Но когда Н. И. Кульбин пытался установить В. А. Серова на пять саженей от своей картины «Крым», «для получения иллюзии», В. А. Серов сказал сумасшедшему доктору: «Не втирайте очки, я вам не с улицы…» Тут Н. И. Кульбин должен был уже понять, что со старым спайка немыслима! Старое щерило зубы, не шло на спайку. Нас не брало… Отбрасывало! Эта выставка в Пассаже была уроком. Позже в «Стрельце» была совершена подобная попытка объединить кубо-футуристов с символистами… Попытка – не пытка!
Николай Иванович Кульбин был чудаком. В нем принципности эстетической не было. При входе на выставку в Пассаже он вывесил слепого художника (вроде «Измайлова» (?)); около слепца ходила его тихая жена… Картины, написанные слепым, напоминали темно-синезеленые пятна… Лунные пятна… Дурного тона.
Николай Иванович Кульбин тогда еще был молод, о смерти не говорил, как позже… Старел он быстро. На глазах. Всю жизнь влекся под сень имен. Получал щелчки. Хотя сам был в генеральских чинах.
В 1908 году Николай Иванович Кульбин начал читать лекции об искусстве. Многие, пришедшие с этих лекций, говорили, что Кульбин читает «беспорядочно»… Мне, позже, прослушав мои пламенные импровизации «о теории искусства», тогда и теперь еще не изданные, благодаря обычному идиотизму лиц, занимающихся публикацией произведений литературных, – Николай Иванович Кульбин говорил: «Не сообщайте им по-разному, их много, вы один… говорите всегда одно и то же, и им будет казаться, что вы разное говорите». Был он профессором (также) Военно-Медицинской Академии и главным врачом Генерального штаба, ныряя ежедневно в маленькую дверцу в арке Генерального штаба в правой стене, когда идти от дворца.
Кульбин натаскивал на лекцию массу всяких книжек, гравюр и игрушек.
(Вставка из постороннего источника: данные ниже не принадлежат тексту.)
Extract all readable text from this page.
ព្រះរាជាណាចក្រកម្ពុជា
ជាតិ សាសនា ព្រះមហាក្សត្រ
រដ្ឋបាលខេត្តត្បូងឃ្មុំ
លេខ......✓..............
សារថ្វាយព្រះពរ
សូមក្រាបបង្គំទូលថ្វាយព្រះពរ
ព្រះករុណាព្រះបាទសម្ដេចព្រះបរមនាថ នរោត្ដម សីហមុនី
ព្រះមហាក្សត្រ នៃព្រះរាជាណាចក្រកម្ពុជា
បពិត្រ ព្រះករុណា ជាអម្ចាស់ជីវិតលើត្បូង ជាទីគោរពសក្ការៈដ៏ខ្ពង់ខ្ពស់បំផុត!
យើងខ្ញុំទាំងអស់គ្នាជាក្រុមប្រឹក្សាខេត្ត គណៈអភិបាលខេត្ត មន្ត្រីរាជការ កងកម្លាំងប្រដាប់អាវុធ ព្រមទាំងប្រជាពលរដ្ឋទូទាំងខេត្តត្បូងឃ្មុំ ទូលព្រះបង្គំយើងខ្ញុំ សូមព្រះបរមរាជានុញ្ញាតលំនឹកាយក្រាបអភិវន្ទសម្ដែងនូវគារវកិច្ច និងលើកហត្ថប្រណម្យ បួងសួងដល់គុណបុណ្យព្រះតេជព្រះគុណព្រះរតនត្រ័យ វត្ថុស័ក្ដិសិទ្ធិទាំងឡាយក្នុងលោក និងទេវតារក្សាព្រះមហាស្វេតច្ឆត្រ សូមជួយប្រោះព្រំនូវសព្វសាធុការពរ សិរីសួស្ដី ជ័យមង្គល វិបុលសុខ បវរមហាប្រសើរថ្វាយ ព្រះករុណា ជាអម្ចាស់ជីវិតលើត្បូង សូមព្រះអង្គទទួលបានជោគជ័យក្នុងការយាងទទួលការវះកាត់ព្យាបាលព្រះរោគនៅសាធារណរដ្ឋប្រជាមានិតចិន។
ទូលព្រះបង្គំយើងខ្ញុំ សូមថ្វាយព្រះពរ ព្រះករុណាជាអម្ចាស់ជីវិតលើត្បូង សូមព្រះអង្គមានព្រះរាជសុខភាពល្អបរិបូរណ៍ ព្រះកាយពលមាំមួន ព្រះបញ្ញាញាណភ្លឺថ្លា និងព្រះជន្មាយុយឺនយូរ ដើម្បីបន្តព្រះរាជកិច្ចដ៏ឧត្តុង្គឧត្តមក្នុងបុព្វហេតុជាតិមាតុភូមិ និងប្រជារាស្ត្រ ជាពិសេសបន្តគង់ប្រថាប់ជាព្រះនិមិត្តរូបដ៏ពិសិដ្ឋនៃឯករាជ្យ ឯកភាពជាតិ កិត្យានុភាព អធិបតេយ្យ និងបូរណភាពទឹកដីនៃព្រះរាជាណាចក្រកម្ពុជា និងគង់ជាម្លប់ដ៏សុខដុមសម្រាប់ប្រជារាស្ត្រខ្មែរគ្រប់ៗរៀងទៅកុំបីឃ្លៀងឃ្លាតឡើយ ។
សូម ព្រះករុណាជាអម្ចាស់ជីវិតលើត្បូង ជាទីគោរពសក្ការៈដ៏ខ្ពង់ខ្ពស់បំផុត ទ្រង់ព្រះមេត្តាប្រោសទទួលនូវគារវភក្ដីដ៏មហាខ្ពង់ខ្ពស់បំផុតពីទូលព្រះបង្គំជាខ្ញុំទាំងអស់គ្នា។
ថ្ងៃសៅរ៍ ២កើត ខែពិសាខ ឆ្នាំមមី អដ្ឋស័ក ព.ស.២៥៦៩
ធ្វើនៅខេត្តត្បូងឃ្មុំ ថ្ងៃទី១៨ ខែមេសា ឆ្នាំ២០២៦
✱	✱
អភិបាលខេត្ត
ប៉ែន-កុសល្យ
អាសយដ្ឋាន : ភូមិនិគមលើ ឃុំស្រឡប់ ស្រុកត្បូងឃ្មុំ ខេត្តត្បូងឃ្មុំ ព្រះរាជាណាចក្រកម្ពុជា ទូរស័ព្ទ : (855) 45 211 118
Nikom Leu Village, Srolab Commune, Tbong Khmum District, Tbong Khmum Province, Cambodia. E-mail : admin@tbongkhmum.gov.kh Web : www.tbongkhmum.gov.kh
Во время лекции раздавал публике, с просьбой вернуть, а потом в кассе всегда жаловался, что публика «оставляет вещи себе на память». Человек он был деликатный и добрый. Лекции свои начинал с большим опозданием, публики не было. И он поджидал, пока публика подойдет, а видя пустой зал, говорил: «Они в буфете чай пьют… Придется подождать…»
Н. И. Кульбин стал первым читать лекции по городам России. Будучи не стеснен в средствах – доктор выезжал и в провинцию, например в Тулу и куда-то на Кавказ.
Николай Иванович Кульбин ничего не критиковал. Указывал на смену «идеализма – реализмом в искусстве» в спирали эволюции эстетической по спиралям все выше и выше, а когда рука лектор была уже коротка, то влезал и на стул. Одна дама при мне (я сидел в публике) с гримасой сказала как-то, когда Николай Иванович появился на эстраде: «Ах, опять этот идиот Кулибин»…
В газетах Н. И. Кульбина начали поругивать. А он все ждал похвал. Крыли «Сумасшедшим доктором»…
Семья у Николая Ивановича Кульбина была большая. Жена сочная, тонная… Она терпела «чудачества» мужа; была из состоятельного класса, а сам Кульбин выбился из чиновничества (думаю, небогатого). С семьей он был нежен. К хорошеньким пациенткам неравнодушен.
В своей студии он имел большую лампу-печку (на полу) и через каждые несколько минут присаживался на «грелку», тепля зад…
С Аристархом Васильевичем Лентуловым он был на «ты».
Мой отец служил управляющим у А. М. на юге России, в Чернянке. Главноуправляющему графа Измаильскому, когда нас начали «ругать в газетах», писали массу доносов на «сыновей» – сам Измаильский явился в Пассаж и потом прислал отцу нагоняй за покупку холстов для выставки… Холст был куплен за счет общества.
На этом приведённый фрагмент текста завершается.